My heart was already broken but it was shattering as we stood there. We did have something. A connection that drew me to him. Made me want to be close to him. He made my world brighter. I’d thought that was because of my limited experience with guys but he felt it too. It wasn’t just me.
That didn’t change anything though. He wanted easy. I wasn’t easy. Was it because I had been sick? I wasn’t sick anymore. Again, with people seeing me as the sick girl. I hated that. I didn’t want to be labeled that by anyone especially Nate.

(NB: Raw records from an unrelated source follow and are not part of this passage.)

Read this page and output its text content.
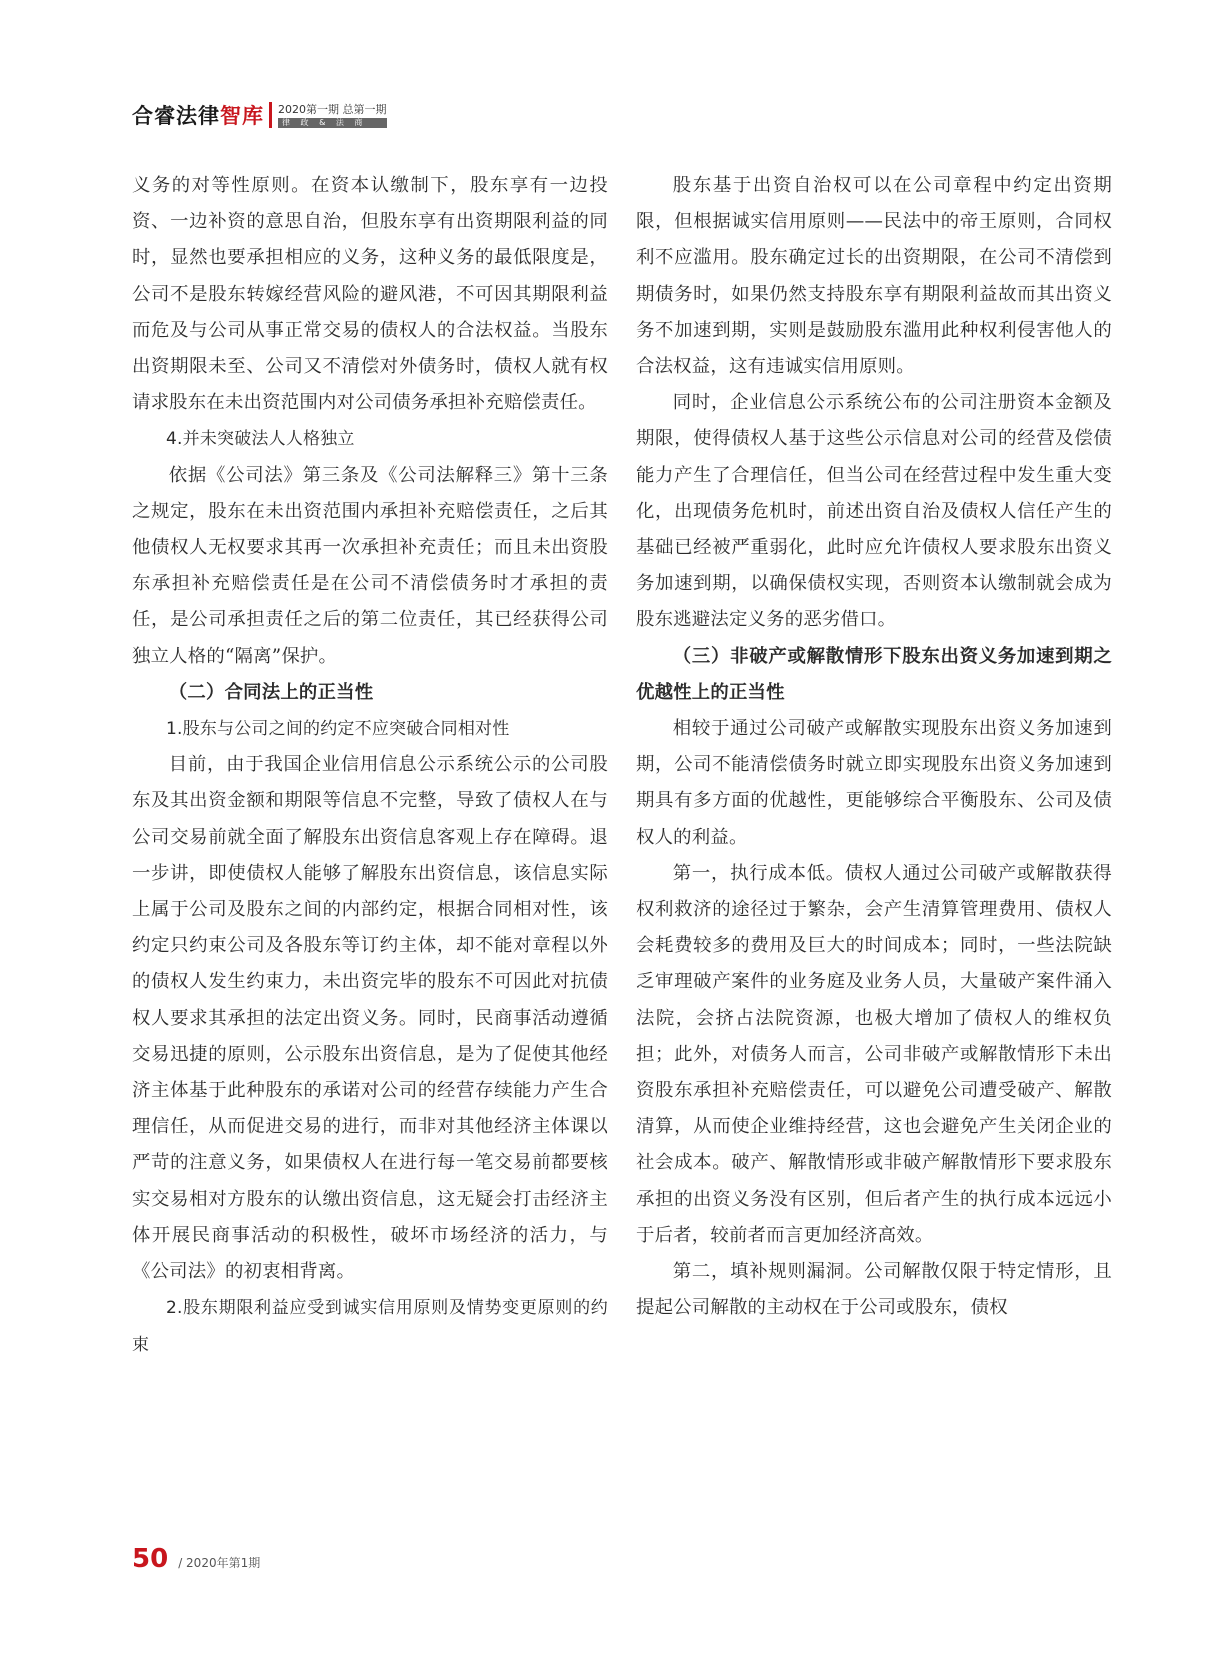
合睿法律智库 2020第一期 总第一期
律 政 & 法 商

义务的对等性原则。在资本认缴制下，股东享有一边投资、一边补资的意思自治，但股东享有出资期限利益的同时，显然也要承担相应的义务，这种义务的最低限度是，公司不是股东转嫁经营风险的避风港，不可因其期限利益而危及与公司从事正常交易的债权人的合法权益。当股东出资期限未至、公司又不清偿对外债务时，债权人就有权请求股东在未出资范围内对公司债务承担补充赔偿责任。

4.并未突破法人人格独立

依据《公司法》第三条及《公司法解释三》第十三条之规定，股东在未出资范围内承担补充赔偿责任，之后其他债权人无权要求其再一次承担补充责任；而且未出资股东承担补充赔偿责任是在公司不清偿债务时才承担的责任，是公司承担责任之后的第二位责任，其已经获得公司独立人格的“隔离”保护。

（二）合同法上的正当性

1.股东与公司之间的约定不应突破合同相对性

目前，由于我国企业信用信息公示系统公示的公司股东及其出资金额和期限等信息不完整，导致了债权人在与公司交易前就全面了解股东出资信息客观上存在障碍。退一步讲，即使债权人能够了解股东出资信息，该信息实际上属于公司及股东之间的内部约定，根据合同相对性，该约定只约束公司及各股东等订约主体，却不能对章程以外的债权人发生约束力，未出资完毕的股东不可因此对抗债权人要求其承担的法定出资义务。同时，民商事活动遵循交易迅捷的原则，公示股东出资信息，是为了促使其他经济主体基于此种股东的承诺对公司的经营存续能力产生合理信任，从而促进交易的进行，而非对其他经济主体课以严苛的注意义务，如果债权人在进行每一笔交易前都要核实交易相对方股东的认缴出资信息，这无疑会打击经济主体开展民商事活动的积极性，破坏市场经济的活力，与《公司法》的初衷相背离。

2.股东期限利益应受到诚实信用原则及情势变更原则的约束

股东基于出资自治权可以在公司章程中约定出资期限，但根据诚实信用原则——民法中的帝王原则，合同权利不应滥用。股东确定过长的出资期限，在公司不清偿到期债务时，如果仍然支持股东享有期限利益故而其出资义务不加速到期，实则是鼓励股东滥用此种权利侵害他人的合法权益，这有违诚实信用原则。

同时，企业信息公示系统公布的公司注册资本金额及期限，使得债权人基于这些公示信息对公司的经营及偿债能力产生了合理信任，但当公司在经营过程中发生重大变化，出现债务危机时，前述出资自治及债权人信任产生的基础已经被严重弱化，此时应允许债权人要求股东出资义务加速到期，以确保债权实现，否则资本认缴制就会成为股东逃避法定义务的恶劣借口。

（三）非破产或解散情形下股东出资义务加速到期之优越性上的正当性

相较于通过公司破产或解散实现股东出资义务加速到期，公司不能清偿债务时就立即实现股东出资义务加速到期具有多方面的优越性，更能够综合平衡股东、公司及债权人的利益。

第一，执行成本低。债权人通过公司破产或解散获得权利救济的途径过于繁杂，会产生清算管理费用、债权人会耗费较多的费用及巨大的时间成本；同时，一些法院缺乏审理破产案件的业务庭及业务人员，大量破产案件涌入法院，会挤占法院资源，也极大增加了债权人的维权负担；此外，对债务人而言，公司非破产或解散情形下未出资股东承担补充赔偿责任，可以避免公司遭受破产、解散清算，从而使企业维持经营，这也会避免产生关闭企业的社会成本。破产、解散情形或非破产解散情形下要求股东承担的出资义务没有区别，但后者产生的执行成本远远小于后者，较前者而言更加经济高效。

第二，填补规则漏洞。公司解散仅限于特定情形，且提起公司解散的主动权在于公司或股东，债权

50 / 2020年第1期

“I’m not sick . . . I am clear of any cancer,” I said the words lifting my eyes to meet his. “I have been for almost four years. “
He frowned and studied me a moment. Like he didn’t understand anything I’d just said.
The door behind me opened. I turned to see Eli. “You good?”
He was worried. We’d been out here longer than I expected. Eli had probably been pacing in front of the door waiting on me to return. He was good like that. He hadn’t once treated me like the sick girl. Even when I had no hair and spent my days too sick to keep down food.
“We’re fine,” I assured him.
He didn’t look convinced but he waited a second then reluctantly closed the door. He’d want a complete recap of this and I wouldn’t be able to give it to him. I couldn’t tell him I’d kissed another woman’s fiancé. Because he’d expect me to feel remorse. Admit my fault. And I couldn’t. If it was anyone else, I would, but not Nate. First, he’d been mine, not Octavia’s.
“I know you’re clear of cancer. Why are you telling me that now?”
Because he said I wasn’t easy. He wanted easy. Didn’t he remember what he had said? “You said I was scary and you wanted easy.”
His eyes looked sad as my words sank in. Then he took a step toward me and I didn’t move back this time. I was deciding I might not care about the fact he wasn’t free. I was a hussy. Or at least becoming one.
“That’s not what I meant,” he replied. “My life . . . the way I feel for you is intense. It’ll never be easy.”
“So you want to feel what?”
“Free. Without attachment.”
He wanted to feel nothing. He didn’t want to chance the pain to experience the great. He was a coward. He didn’t love Octavia. He loved how simple it was with her. She was never around and she didn’t seem to want to talk to him much. That wasn’t a relationship. That wasn’t what my parents had. And I wanted what they had. Every girl dreamed of that kind of devotion.
“Then there’s nothing left to say,” I replied.
I should have turned and went back inside then. Left him without saying anything more. Made a grand exit. But I stood there. Because I knew once I walked away that was it. I may never see him again and I just couldn’t let him go yet.
“I’m sorry,” were his choice words.
“Me too, Nate Finlay.” Then I forced my feet to move, my heart to let go and my brain to shut up. Getting inside was vital. I didn’t trust my mouth not to blurt out something I’d regret. Something stupid, like begging him to love me. To just try. That was something he should want to do. Not something I should have to beg for. My mother was the center of my father’s world. They loved us kids but we knew they adored each other. It gave us security and also showed us what the “real thing” was supposed to look like.
One day I’d find a man to love me that way. As much as my heart wished it were Nate, I knew it wasn’t. And that was going to hurt for a very long time.